Surat Bebas Tugas Bukan Tanda PHK
Berita

Surat Bebas Tugas Bukan Tanda PHK

Majelis hakim PHI Jakarta Kabulkan PHK Metro TV terhadap asisten produser.

Oleh:
ADY
Bacaan 2 Menit
Surat Bebas Tugas Bukan Tanda PHK
Hukumonline

PHI Jakarta mengabulkan pemutusan hubungan kerja (PHK) yang diajukan Metro TV terhadap pekerjanya, Luviana. Menurut majelis, hubungan kerja yang dijalin antara Metro TV dengan perempuan yang menjabat sebagai Asisten Produser itu sudah tidak harmonis. Sehingga, demi kepentingan pekerja, majelis mengabulkan gugatan PHK Metro TV dan mewajibkan membayar kompensasi atas PHK kepada Luviana yang besarnya mencapai Rp235 juta.

Majelis dipimpin Jan Manopo –beranggotakan Sweden Simarmata dan Juanda Pangaribuan-- membacakan putusan itu pada Senin (4/11). Dalam pertimbangannya, majelis menilai surat pembebasan tugas Luviana pada 29 Maret 2012 bukan berarti hubungan kerja putus.

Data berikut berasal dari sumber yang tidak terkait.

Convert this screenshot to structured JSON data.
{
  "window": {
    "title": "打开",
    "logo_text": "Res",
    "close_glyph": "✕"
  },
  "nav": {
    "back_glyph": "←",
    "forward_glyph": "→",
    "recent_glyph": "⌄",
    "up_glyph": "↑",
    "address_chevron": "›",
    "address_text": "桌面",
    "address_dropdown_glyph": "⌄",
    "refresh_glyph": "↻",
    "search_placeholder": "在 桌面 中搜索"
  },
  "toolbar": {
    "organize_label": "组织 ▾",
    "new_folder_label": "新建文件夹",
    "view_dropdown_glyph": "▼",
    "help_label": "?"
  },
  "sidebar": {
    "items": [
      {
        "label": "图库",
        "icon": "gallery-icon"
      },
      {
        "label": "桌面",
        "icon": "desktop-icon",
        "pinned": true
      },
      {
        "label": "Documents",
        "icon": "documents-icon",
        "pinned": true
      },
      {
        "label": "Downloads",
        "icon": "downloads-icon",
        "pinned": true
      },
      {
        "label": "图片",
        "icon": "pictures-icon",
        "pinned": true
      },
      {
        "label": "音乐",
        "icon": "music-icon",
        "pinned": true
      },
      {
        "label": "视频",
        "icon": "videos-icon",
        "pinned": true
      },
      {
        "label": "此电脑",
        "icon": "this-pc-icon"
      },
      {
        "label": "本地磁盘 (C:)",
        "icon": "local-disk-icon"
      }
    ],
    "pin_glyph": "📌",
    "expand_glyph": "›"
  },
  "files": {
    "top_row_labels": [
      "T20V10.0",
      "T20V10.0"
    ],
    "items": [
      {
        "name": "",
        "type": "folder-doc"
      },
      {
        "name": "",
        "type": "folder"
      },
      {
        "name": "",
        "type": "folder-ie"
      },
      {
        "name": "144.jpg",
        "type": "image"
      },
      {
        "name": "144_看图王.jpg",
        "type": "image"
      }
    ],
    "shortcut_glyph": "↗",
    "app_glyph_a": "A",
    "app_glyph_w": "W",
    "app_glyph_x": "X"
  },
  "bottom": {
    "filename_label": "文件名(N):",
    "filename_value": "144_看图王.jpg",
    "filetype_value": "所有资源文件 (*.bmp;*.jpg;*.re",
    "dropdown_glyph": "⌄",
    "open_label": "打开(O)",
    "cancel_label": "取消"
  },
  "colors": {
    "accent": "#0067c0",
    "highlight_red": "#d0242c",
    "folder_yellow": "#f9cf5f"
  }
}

Sebab, pembebasan tugas berbeda dengan PHK. Oleh karenanya, surat pembebasan tugas itu diartikan majelis sebagai skorsing atau pemberhentian sementara waktu.

Permohonan Metro TV melakukan PHK terhadap Luviana merujuk pasal 65 ayat (1) huruf F, L dan P Peraturan Perusahaan Periode 2011-2013. Ketentuan itu pada intinya memberikan kewenangan kepada Metro TV melakukan PHK karena alasan mendesak kepada pekerja yang melakukan kesalahan berat. Dalam hal ini, Metro TV menganggap Luviana melakukan kesalahan berat karena meminta kejelasan tentang penilaian kinerja, status jabatan asisten produser, transparansi pembagian bonus, serta reformasi dan penggantian manajemen redaksi.

Majelis menilai tuntutan Luviana tidak dapat dikategorikan sebagai kesalahan berat. Untuk merespon tuntutan itu Metro TV bisa merundingkannya sampai ditemukan solusi yang tepat. “Dalam hubungan kerja yang dinamis, tuntutan seperti itu dikenal sebagai bagian dari dinamika hubungan kerja yang muncul sebagai reaksi atas kebijakan yang dipandang patut dan perlu untuk dirundingkan,” kata Juanda membacakan pertimbangan putusan di ruang sidang III PHI Jakarta.

Sesuai keterangan saksi dan bukti di persidangan, majelis tidak menemukan keterangan yang menyebut Luviana membujuk orang lain untuk melakukan perbuatan yang bertentangan dengan undang-undang. Atau membocorkan rahasia dan mencemarkan nama baik perusahaan serta keluarga pimpinan. Walau menyatakan Luviana tidak terbukti melakukan kesalahan berat, namun majelis punya pendapat lain terkait skorsing yang dijatuhkan Metro TV.

Majelis berpendapat, skorsing dijatuhkan agar Luviana tidak boleh bekerja di perusahaan lain atau tidak melakukan tindakan yang dapat memperburuk hubungan kerja. Sebab, dalam skorsing hubungan kerja masih berlangsung. Mengacu bukti di persidangan, majelis menemukan perselisihan antara Metro TV dan Luviana menyebar luas di media. Salah satu pemberitaan yang disorot majelis adalah slogan “Stop Menonton Metro TV.” Bagi majelis, kondisi itu tidak relevan dengan keinginan Luviana untuk tetap bekerja di Metro TV.

Begitu pula dengan orasi Luviana di depan Istana Negara. Bagi majelis hal itu menunjukan tidak kondusif lagi bagi kedua pihak melangsungkan hubungan kerja. Dari pemberitaan dan kegiatan tersebut, majelis berpandangan hal itu berkontribusi memperuncing hubungan kerja Metro TV dan Luviana. Jika hubungan kerja dilanjutkan akan memunculkan konsekuensi yang tidak sederhana. Ujungnya, pekerja menjadi pihak yang dirugikan karena menutup peluang bekerja.